Nei giorni scorsi, la Procura di Firenze ha portato alla luce un’importante indagine, denominata “Contractus”, che ha portato all’arresto di dieci persone legate al clan Moccia, noto sodalizio criminale di Afragola. L’operazione, condotta dai Carabinieri, ha rivelato un sofisticato sistema di estorsioni perpetrato principalmente in cantieri di opere pubbliche tra le province di Firenze, Prato e Siena.

Il sistema di estorsione

Secondo quanto emerso, il gruppo operativo, guidato dalla ditta Pr Appalti Srl, con sede nella provincia di Napoli, si era erroneamente mascherato sotto il velo di contratti legittimi per il subappalto di opere. Le estorsioni avvenivano attraverso la richiesta di pagamenti per prestazioni lavorative non effettuate. Gli indagati, si apprende, erano capaci di occupare fisicamente i cantieri e utilizzare gli operai per esercitare pressione sulle vittime, costringendole a cedere ai pagamenti illeciti.

La Pr Appalti, amministrata da Raffaele Panico, uno degli arrestati, otteneva subappalti per importi modesti, generalmente compresi tra i 10.000 e i 15.000 euro. Tuttavia, i costi finali per i committenti lievitavano, arrivando a centinaia di migliaia di euro. I pagamenti venivano estorti sotto minaccia, come evidenziato dall’intensità delle intimidazioni verbali riscontrate durante le intercettazioni.

Le minacce agli imprenditori

Tra i metodi intimidatori utilizzati spiccavano le minacce dirette. Giuseppe Castiello, uno degli indagati, non esitava a contattare via telefono le sue vittime con insulti e avvertimenti espliciti. In un intercettazione, un imprenditore veniva minacciato con frasi fuoristiche e aggressive, che esprimevano la volontà di ricorrere alla violenza fisica se non avesse proceduto con i pagamenti richiesti.

Alle intimidazioni verbali si affiancavano azioni fisiche. Il gruppo criminale, secondo quanto riportato, era pronto a occupare i cantieri e a sfruttare la presenza degli operai per legittimare le proprie pretese, rendendo difficile per le vittime rifiutare di pagare.
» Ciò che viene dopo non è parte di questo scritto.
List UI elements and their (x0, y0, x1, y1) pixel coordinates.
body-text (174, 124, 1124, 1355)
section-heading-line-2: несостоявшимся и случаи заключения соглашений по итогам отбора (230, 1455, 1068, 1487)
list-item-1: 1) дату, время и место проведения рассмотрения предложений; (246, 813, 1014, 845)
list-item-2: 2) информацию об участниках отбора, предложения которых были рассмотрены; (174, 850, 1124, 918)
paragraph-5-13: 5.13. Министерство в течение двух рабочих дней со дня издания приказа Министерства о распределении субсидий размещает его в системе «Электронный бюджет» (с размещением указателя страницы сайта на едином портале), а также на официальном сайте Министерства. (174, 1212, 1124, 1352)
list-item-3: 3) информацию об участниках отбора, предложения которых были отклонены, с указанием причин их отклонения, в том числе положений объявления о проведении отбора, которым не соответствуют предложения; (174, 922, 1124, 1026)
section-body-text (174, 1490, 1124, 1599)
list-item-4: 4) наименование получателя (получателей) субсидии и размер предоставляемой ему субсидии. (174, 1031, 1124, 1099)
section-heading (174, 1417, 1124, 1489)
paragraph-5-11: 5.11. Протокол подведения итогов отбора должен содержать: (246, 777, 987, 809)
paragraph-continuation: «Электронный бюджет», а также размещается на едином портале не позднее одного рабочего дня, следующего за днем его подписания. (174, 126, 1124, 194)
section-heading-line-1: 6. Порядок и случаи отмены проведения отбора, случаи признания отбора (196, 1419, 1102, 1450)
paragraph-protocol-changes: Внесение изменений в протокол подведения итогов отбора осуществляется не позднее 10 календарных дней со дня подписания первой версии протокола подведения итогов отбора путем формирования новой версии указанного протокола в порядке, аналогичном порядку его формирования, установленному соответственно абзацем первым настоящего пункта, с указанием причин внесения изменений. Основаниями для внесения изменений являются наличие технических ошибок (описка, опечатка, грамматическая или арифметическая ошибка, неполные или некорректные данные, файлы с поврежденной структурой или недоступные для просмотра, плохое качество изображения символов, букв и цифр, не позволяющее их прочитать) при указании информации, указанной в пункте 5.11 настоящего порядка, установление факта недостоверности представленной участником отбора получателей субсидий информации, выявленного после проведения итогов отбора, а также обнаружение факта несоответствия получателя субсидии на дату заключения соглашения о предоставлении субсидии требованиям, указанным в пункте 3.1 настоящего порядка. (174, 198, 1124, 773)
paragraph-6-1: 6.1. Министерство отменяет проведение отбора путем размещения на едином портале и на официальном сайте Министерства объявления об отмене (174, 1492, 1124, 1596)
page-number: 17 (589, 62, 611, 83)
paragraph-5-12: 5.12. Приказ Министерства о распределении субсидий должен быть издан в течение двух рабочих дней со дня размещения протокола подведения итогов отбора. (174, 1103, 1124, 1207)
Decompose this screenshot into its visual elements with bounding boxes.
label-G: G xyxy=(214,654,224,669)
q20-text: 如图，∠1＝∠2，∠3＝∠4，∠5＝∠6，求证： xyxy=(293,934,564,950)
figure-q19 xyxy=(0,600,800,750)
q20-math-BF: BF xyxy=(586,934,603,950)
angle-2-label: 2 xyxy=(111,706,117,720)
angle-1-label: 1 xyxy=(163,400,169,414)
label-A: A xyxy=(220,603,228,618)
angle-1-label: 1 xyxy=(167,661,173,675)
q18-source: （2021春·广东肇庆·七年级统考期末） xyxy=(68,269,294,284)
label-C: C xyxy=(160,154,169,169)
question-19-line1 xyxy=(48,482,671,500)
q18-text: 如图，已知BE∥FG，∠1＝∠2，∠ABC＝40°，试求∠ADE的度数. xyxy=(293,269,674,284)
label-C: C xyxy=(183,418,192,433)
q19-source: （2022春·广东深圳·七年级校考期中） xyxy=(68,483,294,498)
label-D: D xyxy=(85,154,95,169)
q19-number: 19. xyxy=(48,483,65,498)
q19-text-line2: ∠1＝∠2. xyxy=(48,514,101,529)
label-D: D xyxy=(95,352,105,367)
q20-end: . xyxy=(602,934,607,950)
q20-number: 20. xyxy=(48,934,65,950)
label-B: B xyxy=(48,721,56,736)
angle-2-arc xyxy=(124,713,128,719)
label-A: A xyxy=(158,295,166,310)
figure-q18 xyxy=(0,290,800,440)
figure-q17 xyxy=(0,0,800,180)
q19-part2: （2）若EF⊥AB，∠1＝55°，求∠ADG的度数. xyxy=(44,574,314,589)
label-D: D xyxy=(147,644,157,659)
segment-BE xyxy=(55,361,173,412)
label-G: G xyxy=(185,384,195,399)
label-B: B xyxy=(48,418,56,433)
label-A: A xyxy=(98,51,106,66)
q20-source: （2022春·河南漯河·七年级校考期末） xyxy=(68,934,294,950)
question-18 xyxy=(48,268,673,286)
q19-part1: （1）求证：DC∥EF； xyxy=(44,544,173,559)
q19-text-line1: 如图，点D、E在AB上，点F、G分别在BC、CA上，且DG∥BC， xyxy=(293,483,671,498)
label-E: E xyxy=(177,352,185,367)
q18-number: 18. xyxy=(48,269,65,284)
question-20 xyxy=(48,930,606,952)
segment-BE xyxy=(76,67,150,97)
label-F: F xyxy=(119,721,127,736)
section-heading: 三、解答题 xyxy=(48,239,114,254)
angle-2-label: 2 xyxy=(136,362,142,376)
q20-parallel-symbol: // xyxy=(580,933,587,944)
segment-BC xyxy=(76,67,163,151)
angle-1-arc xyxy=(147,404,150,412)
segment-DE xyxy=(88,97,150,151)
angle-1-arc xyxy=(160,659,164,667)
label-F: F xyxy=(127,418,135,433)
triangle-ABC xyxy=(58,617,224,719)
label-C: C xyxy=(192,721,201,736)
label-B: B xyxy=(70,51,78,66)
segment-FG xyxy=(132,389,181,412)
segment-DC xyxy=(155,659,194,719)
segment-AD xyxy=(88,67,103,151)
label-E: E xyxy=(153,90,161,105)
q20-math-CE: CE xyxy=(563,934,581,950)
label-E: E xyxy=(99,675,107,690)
La reazione delle forze dell’ordine

Le indagini, durate oltre un anno, hanno messo in luce come la criminalità organizzata stia trovando nuovi metodi per esercitare il proprio controllo nel settore degli appalti pubblici. Le autorità hanno evidenziato la necessità di un monitoraggio costante e di misure di sicurezza per prevenire episodi simili e tutelare le vittime di queste pratiche illecite.

Attualmente, i dieci indagati si trovano in custodia cautelare, e le indagini procedono per fare luce su eventuali ulteriori collusioni e per fornire supporto alle vittime di estorsione. Gli sviluppi dell’inchiesta potrebbero rivelare ulteriori dettagli sul modus operandi del clan Moccia e sul suo impatto sull’economia locale.